Following up on Running Postgres with Daemontools – Shutdown Errors, the Postgres mail list had some advice on monitoring and automatically restarting Postgres.
It seems the danger in automatically restarting the postmaster process from Postgres is a dangerous proposition. As mentioned in the mail list, if a process quits for whatever reason, daemontools will simply restart it. Now, that could theoretically fail and restart 3600 times per hour, every hour, every day without you ever being notified that there is a problem that requires attention. This may be fine for some things, but not Postgres.
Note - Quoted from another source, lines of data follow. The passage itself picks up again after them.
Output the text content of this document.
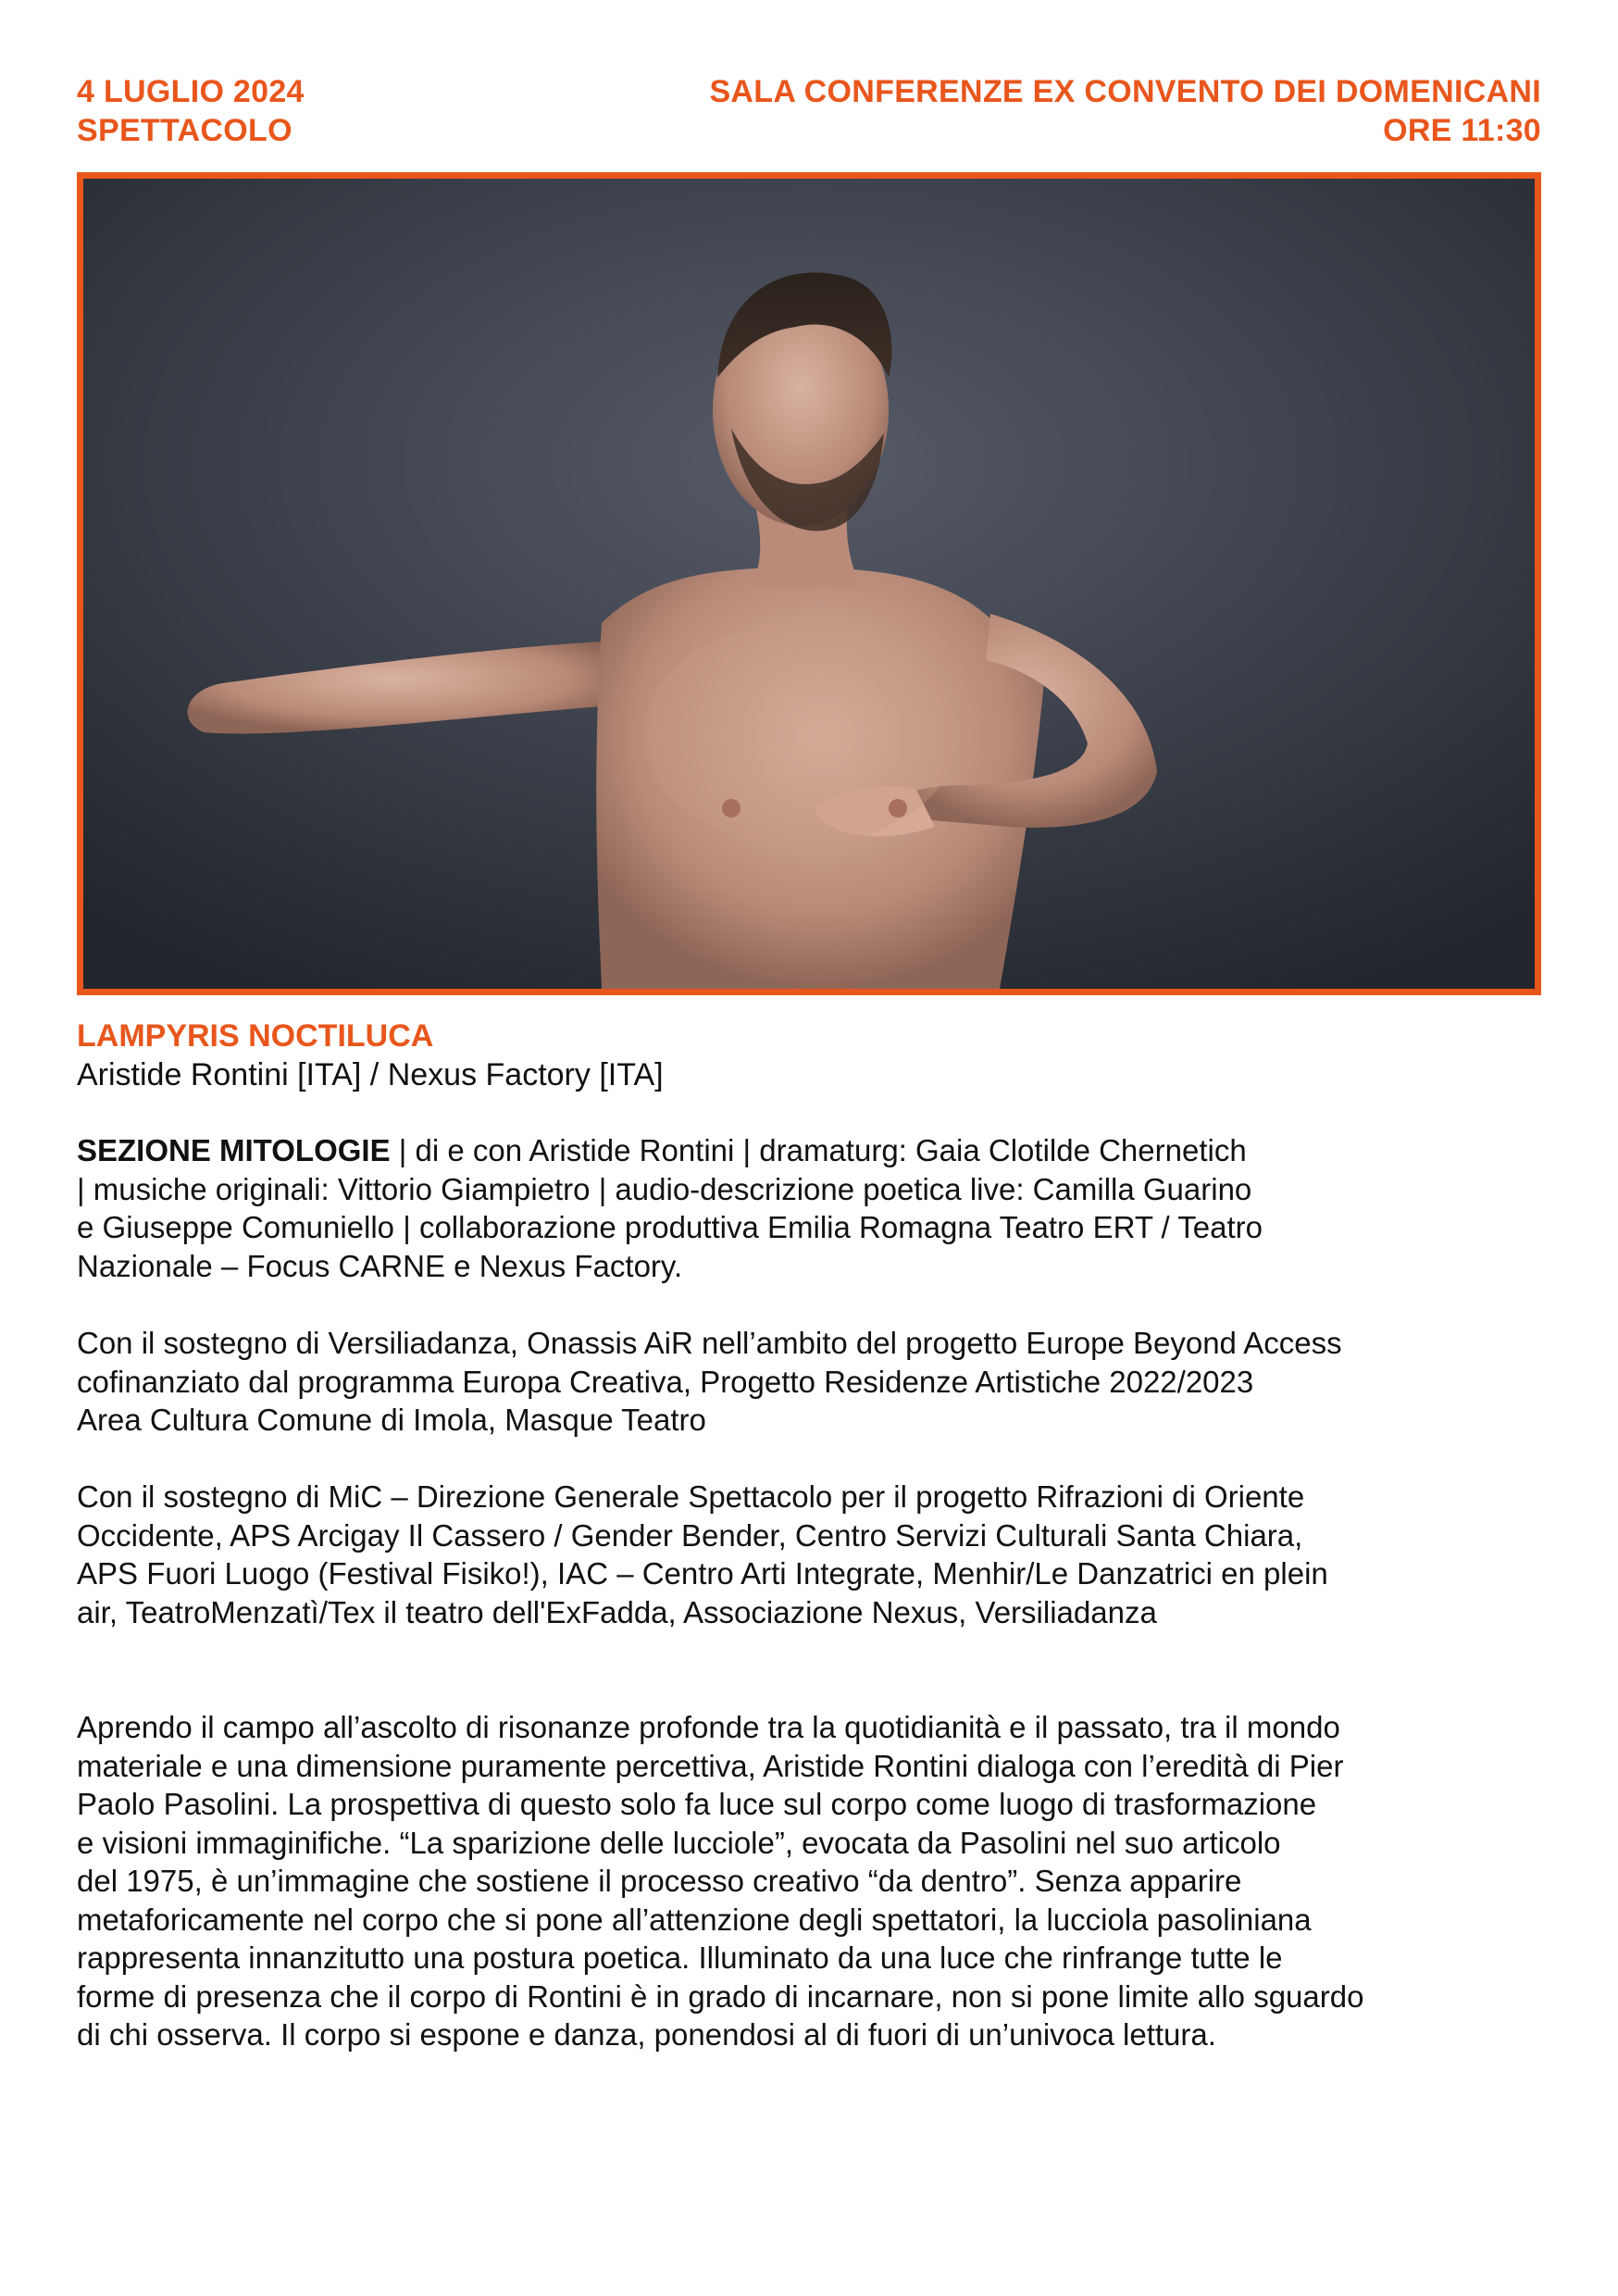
4 LUGLIO 2024
SPETTACOLO
SALA CONFERENZE EX CONVENTO DEI DOMENICANI
ORE 11:30
LAMPYRIS NOCTILUCA
Aristide Rontini [ITA] / Nexus Factory [ITA]
SEZIONE MITOLOGIE | di e con Aristide Rontini | dramaturg: Gaia Clotilde Chernetich
| musiche originali: Vittorio Giampietro | audio-descrizione poetica live: Camilla Guarino
e Giuseppe Comuniello | collaborazione produttiva Emilia Romagna Teatro ERT / Teatro
Nazionale – Focus CARNE e Nexus Factory.
Con il sostegno di Versiliadanza, Onassis AiR nell’ambito del progetto Europe Beyond Access
cofinanziato dal programma Europa Creativa, Progetto Residenze Artistiche 2022/2023
Area Cultura Comune di Imola, Masque Teatro
Con il sostegno di MiC – Direzione Generale Spettacolo per il progetto Rifrazioni di Oriente
Occidente, APS Arcigay Il Cassero / Gender Bender, Centro Servizi Culturali Santa Chiara,
APS Fuori Luogo (Festival Fisiko!), IAC – Centro Arti Integrate, Menhir/Le Danzatrici en plein
air, TeatroMenzatì/Tex il teatro dell'ExFadda, Associazione Nexus, Versiliadanza
Aprendo il campo all’ascolto di risonanze profonde tra la quotidianità e il passato, tra il mondo
materiale e una dimensione puramente percettiva, Aristide Rontini dialoga con l’eredità di Pier
Paolo Pasolini. La prospettiva di questo solo fa luce sul corpo come luogo di trasformazione
e visioni immaginifiche. “La sparizione delle lucciole”, evocata da Pasolini nel suo articolo
del 1975, è un’immagine che sostiene il processo creativo “da dentro”. Senza apparire
metaforicamente nel corpo che si pone all’attenzione degli spettatori, la lucciola pasoliniana
rappresenta innanzitutto una postura poetica. Illuminato da una luce che rinfrange tutte le
forme di presenza che il corpo di Rontini è in grado di incarnare, non si pone limite allo sguardo
di chi osserva. Il corpo si espone e danza, ponendosi al di fuori di un’univoca lettura.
Some people indicated they use a custom script to try and connect to postgres, and if the postgres fails they are notified. Some said the program monit will do the same job. I believe monit is quite extensible and will allow you to be notified as well as restart the server.
Still another person said they run the nagios monitoring program and are notified by email and pager of a failure.
Whatever the solution is, it seems only right to me that you should be notified of a failure if you so desire. At the same time, the mechanism that is handling the process should provide a clean shutdown. Apparently monit does that.
While I can’t advocate daemontools for Postgres, I would certainly say it is time to revisit nagios and monit. I’ve used nagio is the past but had resource issues with it. I’ve perused the monit documentation and enjoyed the flexibility. Now I’ll be looking at them both again and reporting back.